A “fuel cell” is a device that generates an electric current from the chemical reactions entailed in combining hydrogen and oxygen into water. Fuel cells typically employ an expensive catalyzing compound to accelerate that chemical reaction.
Fuel cells can be used in place of batteries or other power sources and may offer advantages for higher utilization and heavier modes of transportation such as trucks or trains as well as for corporate or industrial applications such as back-up power for data centers. When the hydrogen that is fed into a fuel cell is produced using a renewable energy source such as solar or wind, the electricity generated by the fuel cell is essentially free of carbon emissions.

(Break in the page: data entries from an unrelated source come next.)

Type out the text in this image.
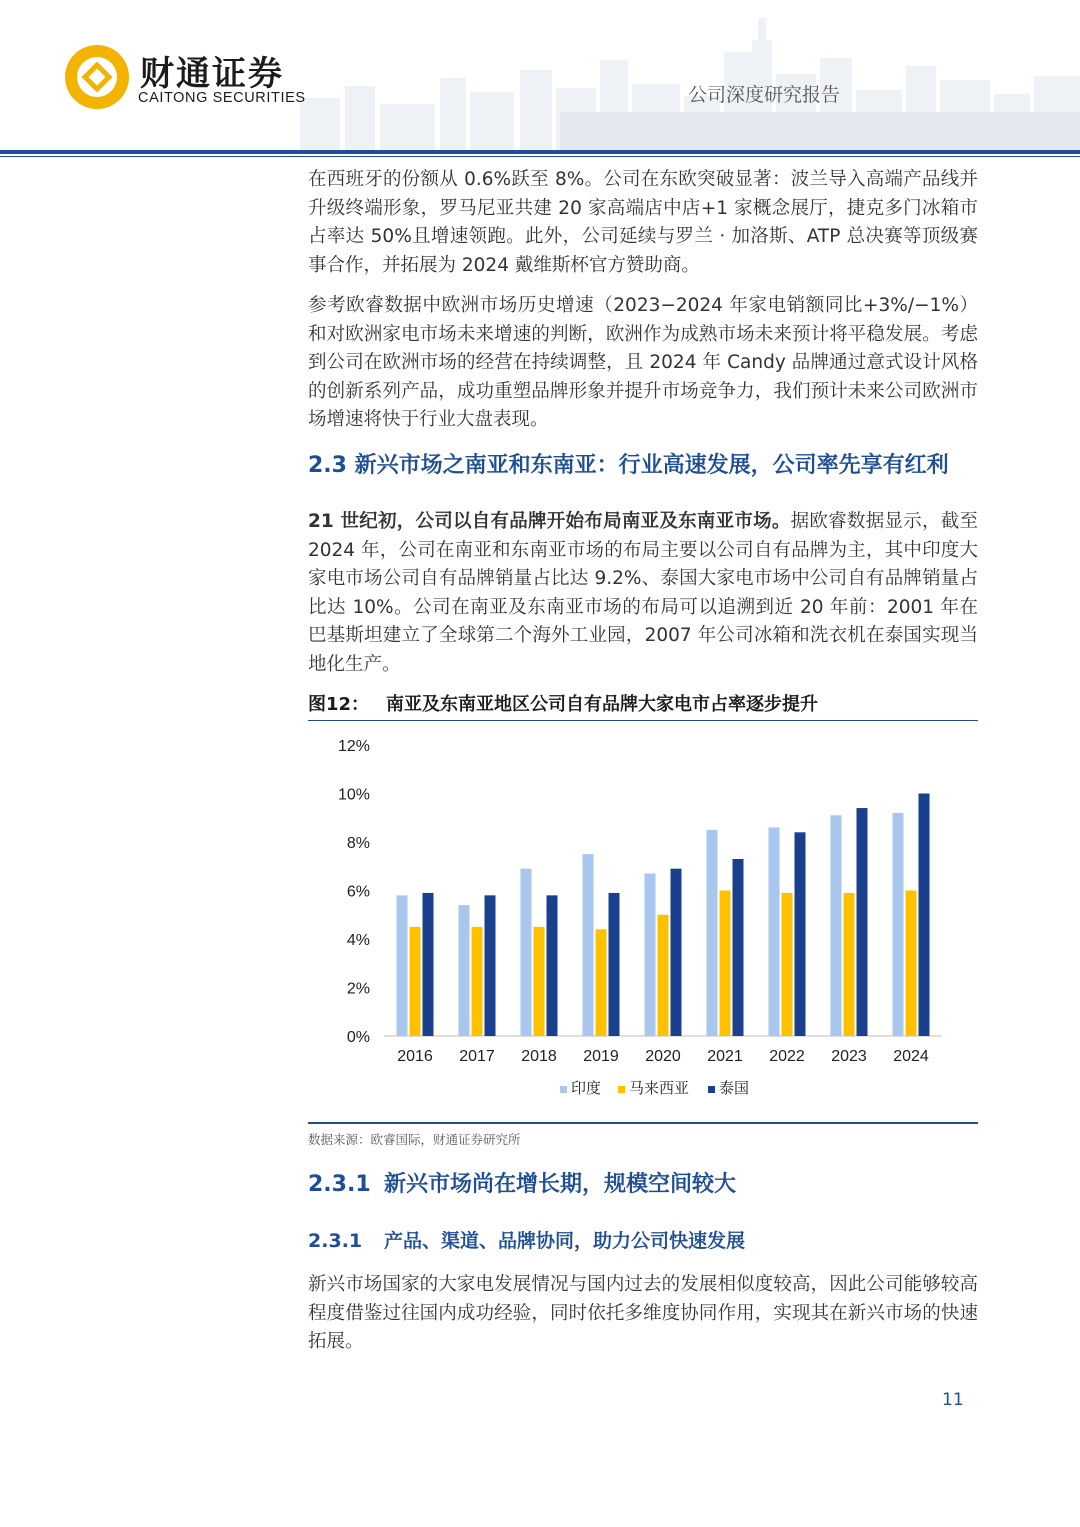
财通证券
CAITONG SECURITIES	公司深度研究报告

在西班牙的份额从 0.6%跃至 8%。公司在东欧突破显著：波兰导入高端产品线并升级终端形象，罗马尼亚共建 20 家高端店中店+1 家概念展厅，捷克多门冰箱市占率达 50%且增速领跑。此外，公司延续与罗兰 · 加洛斯、ATP 总决赛等顶级赛事合作，并拓展为 2024 戴维斯杯官方赞助商。

参考欧睿数据中欧洲市场历史增速（2023−2024 年家电销额同比+3%/−1%）和对欧洲家电市场未来增速的判断，欧洲作为成熟市场未来预计将平稳发展。考虑到公司在欧洲市场的经营在持续调整，且 2024 年 Candy 品牌通过意式设计风格的创新系列产品，成功重塑品牌形象并提升市场竞争力，我们预计未来公司欧洲市场增速将快于行业大盘表现。

2.3 新兴市场之南亚和东南亚：行业高速发展，公司率先享有红利

21 世纪初，公司以自有品牌开始布局南亚及东南亚市场。据欧睿数据显示，截至 2024 年，公司在南亚和东南亚市场的布局主要以公司自有品牌为主，其中印度大家电市场公司自有品牌销量占比达 9.2%、泰国大家电市场中公司自有品牌销量占比达 10%。公司在南亚及东南亚市场的布局可以追溯到近 20 年前：2001 年在巴基斯坦建立了全球第二个海外工业园，2007 年公司冰箱和洗衣机在泰国实现当地化生产。

图12： 南亚及东南亚地区公司自有品牌大家电市占率逐步提升
0%
2%
4%
6%
8%
10%
12%
2016 2017 2018 2019 2020 2021 2022 2023 2024
印度 马来西亚 泰国
数据来源：欧睿国际，财通证券研究所
2.3.1 新兴市场尚在增长期，规模空间较大
2.3.1 产品、渠道、品牌协同，助力公司快速发展

新兴市场国家的大家电发展情况与国内过去的发展相似度较高，因此公司能够较高程度借鉴过往国内成功经验，同时依托多维度协同作用，实现其在新兴市场的快速拓展。

11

Last week, scientists at Cornell University announced a meaningful step forward in reducing the cost of making fuel cells. The Director of the Energy Materials Center at Cornell University, Héctor Abruña, and his team have engineered compounds that can catalyze a fuel cell’s chemical reaction without the use of platinum or other expensive metals. Moreover, the article references 10% energy leakage, which, if I am reading it correctly, represents a big step forward in energy conversion efficiency. These important advances, in conjunction with R&D efforts underway around the world related to similar technologies, point to rapidly bending cost and efficiency curves for hydrogen that could accelerate efforts to address the most difficult to decarbonize sectors of the global economy.